The audit process Flashcards
What is an external audit?
An independent examination and expression of opinion on the financial statements of a company.
Who is an audit supposed to benefit/
The shareholders - it is a means of ensuring the people who manage the company do so in the best interests of the people who own it.
Who appoints the auditors and what must they be for the audit to be credible?
The shareholders appoint auditors + they must be independent of the company if the audit opinion is to have credibility.
Image of the key members of an audit on page 79
Shows how shareholders, company, auditors and directors all interact.
What criteria must a small company meet to be exempt from an audit?
Turnover (revenue) no more than £10.2m
Total assets no more than £5.1m
No more than 50 employees
Important notes - they must meet at least two of these criteria, for both the current and previous financial year, to obtain this exemption. Some companies may still choose to have one, even if not legally required.
What type of view might an external auditor say statements give of a company’s position and performance?
True and fair view
Is there a strict definition of “true and fair” in the Companies Act 2006?
NO
but essentially it means that the financial statements contain no significant/material errors
What does “true” mean?
Information is factual and complies with accounting standards.
What does “fair” mean?
Information is clear, impartial and unbiased, reflecting the substance of transactions, rather than the legal form.
Why is the audit process not a guarantee that the financial statements are correct?
. The nature of financial reporting is such that it involves management judgement and subjective decisions.
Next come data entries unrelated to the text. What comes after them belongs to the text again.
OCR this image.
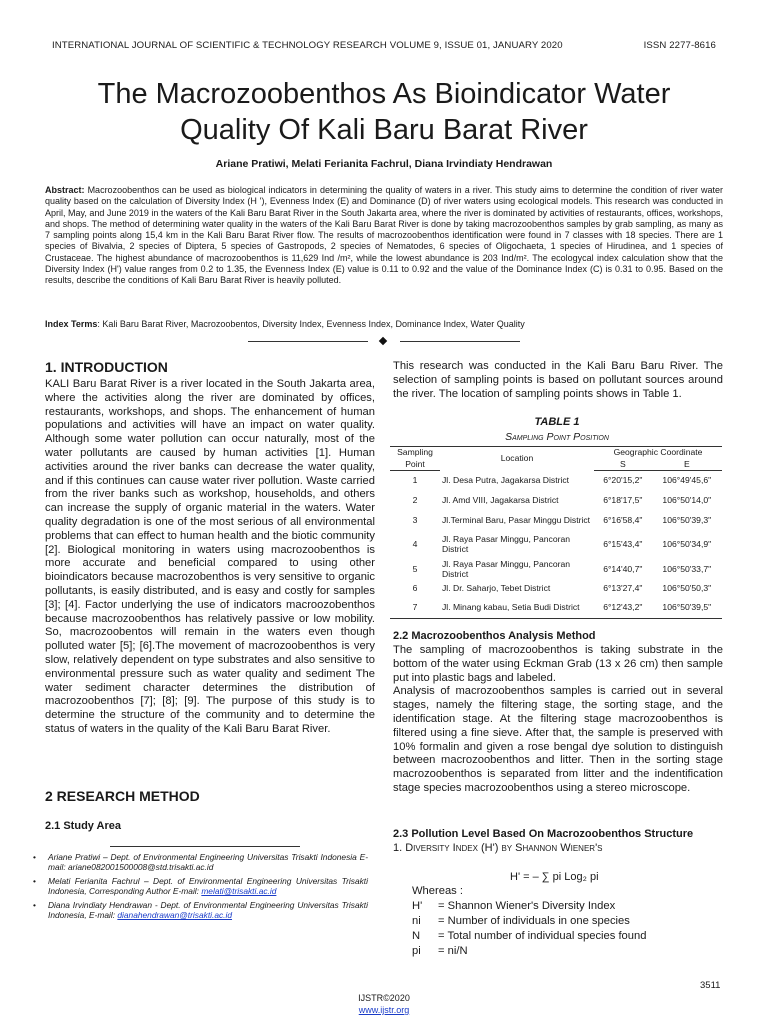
INTERNATIONAL JOURNAL OF SCIENTIFIC & TECHNOLOGY RESEARCH VOLUME 9, ISSUE 01, JANUARY 2020	ISSN 2277-8616
The Macrozoobenthos As Bioindicator Water
Quality Of Kali Baru Barat River
Ariane Pratiwi, Melati Ferianita Fachrul, Diana Irvindiaty Hendrawan

Abstract: Macrozoobenthos can be used as biological indicators in determining the quality of waters in a river. This study aims to determine the condition of river water quality based on the calculation of Diversity Index (H '), Evenness Index (E) and Dominance (D) of river waters using ecological models. This research was conducted in April, May, and June 2019 in the waters of the Kali Baru Barat River in the South Jakarta area, where the river is dominated by activities of restaurants, offices, workshops, and shops. The method of determining water quality in the waters of the Kali Baru Barat River is done by taking macrozoobenthos samples by grab sampling, as many as 7 sampling points along 15,4 km in the Kali Baru Barat River flow. The results of macrozoobenthos identification were found in 7 classes with 18 species. There are 1 species of Bivalvia, 2 species of Diptera, 5 species of Gastropods, 2 species of Nematodes, 6 species of Oligochaeta, 1 species of Hirudinea, and 1 species of Crustaceae. The highest abundance of macrozoobenthos is 11,629 Ind /m², while the lowest abundance is 203 Ind/m². The ecologycal index calculation show that the Diversity Index (H') value ranges from 0.2 to 1.35, the Evenness Index (E) value is 0.11 to 0.92 and the value of the Dominance Index (C) is 0.31 to 0.95. Based on the results, describe the conditions of Kali Baru Barat River is heavily polluted.

Index Terms: Kali Baru Barat River, Macrozoobentos, Diversity Index, Evenness Index, Dominance Index, Water Quality

1. INTRODUCTION

KALI Baru Barat River is a river located in the South Jakarta area, where the activities along the river are dominated by offices, restaurants, workshops, and shops. The enhancement of human populations and activities will have an impact on water quality. Although some water pollution can occur naturally, most of the water pollutants are caused by human activities [1]. Human activities around the river banks can decrease the water quality, and if this continues can cause water river pollution. Waste carried from the river banks such as workshop, households, and others can increase the supply of organic material in the waters. Water quality degradation is one of the most serious of all environmental problems that can effect to human health and the biotic community [2]. Biological monitoring in waters using macrozoobenthos is more accurate and beneficial compared to using other bioindicators because macrozobenthos is very sensitive to organic pollutants, is easily distributed, and is easy and costly for samples [3]; [4]. Factor underlying the use of indicators macroozobenthos because macrozoobenthos has relatively passive or low mobility. So, macrozoobentos will remain in the waters even though polluted water [5]; [6].The movement of macrozoobenthos is very slow, relatively dependent on type substrates and also sensitive to environmental pressure such as water quality and sediment The water sediment character determines the distribution of macrozoobenthos [7]; [8]; [9]. The purpose of this study is to determine the structure of the community and to determine the status of waters in the quality of the Kali Baru Barat River.

2 RESEARCH METHOD
2.1 Study Area
• Ariane Pratiwi – Dept. of Environmental Engineering Universitas Trisakti Indonesia E-mail: ariane082001500008@std.trisakti.ac.id
• Melati Ferianita Fachrul – Dept. of Environmental Engineering Universitas Trisakti Indonesia, Corresponding Author E-mail: melati@trisakti.ac.id
• Diana Irvindiaty Hendrawan - Dept. of Environmental Engineering Universitas Trisakti Indonesia, E-mail: dianahendrawan@trisakti.ac.id

This research was conducted in the Kali Baru Baru River. The selection of sampling points is based on pollutant sources around the river. The location of sampling points shows in Table 1.

TABLE 1
Sampling Point Position
Sampling	Location	Geographic Coordinate	
Point		S	E
1	Jl. Desa Putra, Jagakarsa District	6°20'15,2"	106°49'45,6"
2	Jl. Amd VIII, Jagakarsa District	6°18'17,5"	106°50'14,0"
3	Jl.Terminal Baru, Pasar Minggu District	6°16'58,4"	106°50'39,3"
4	Jl. Raya Pasar Minggu, Pancoran District	6°15'43,4"	106°50'34,9"
5	Jl. Raya Pasar Minggu, Pancoran District	6°14'40,7"	106°50'33,7"
6	Jl. Dr. Saharjo, Tebet District	6°13'27,4"	106°50'50,3"
7	Jl. Minang kabau, Setia Budi District	6°12'43,2"	106°50'39,5"
2.2 Macrozoobenthos Analysis Method

The sampling of macrozoobenthos is taking substrate in the bottom of the water using Eckman Grab (13 x 26 cm) then sample put into plastic bags and labeled.

Analysis of macrozoobenthos samples is carried out in several stages, namely the filtering stage, the sorting stage, and the identification stage. At the filtering stage macrozoobenthos is filtered using a fine sieve. After that, the sample is preserved with 10% formalin and given a rose bengal dye solution to distinguish between macrozoobenthos and litter. Then in the sorting stage macrozoobenthos is separated from litter and the indentification stage species macrozoobenthos using a stereo microscope.

2.3 Pollution Level Based On Macrozoobenthos Structure
1. Diversity Index (H') by Shannon Wiener's
H' = – ∑ pi Log₂ pi
Whereas :
H'	= Shannon Wiener's Diversity Index
ni	= Number of individuals in one species
N	= Total number of individual species found
pi	= ni/N
3511
IJSTR©2020
www.ijstr.org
. Auditors only spend a limited amount of time at the client’s premises, testing only a sample of items due to the fact there is a cost/benefit element to auditing.
Why do auditors develop an audit plan?
To ensure work is performed in an effective and efficient way, by reducing audit risk to an acceptably low risk.
What is audit risk?
The risk of an auditor giving an incorrect opinion on the financial statements being audited; for example saying statements are true and fair when they contain a material misstatement.
What are the main benefits of a risk-based approach?
. The main risk areas are identified early in the planning stage.
. The audit can be based around those risks.
. An efficient audit can be carried out - minimising audit risk.
. Reduces the chance of a negligence claim against the auditor.
What are some important activities at the planning stage of an audit?
Understanding the entity
Assessing the risk of material misstatement
Establishing preliminary materiality.
What is the benefit of understanding the client’s business, and the industry it operates within, when assessing the risk of misstatement?
This enables auditors to design audit procedures (tests) to address the assessed risks of material misstatement.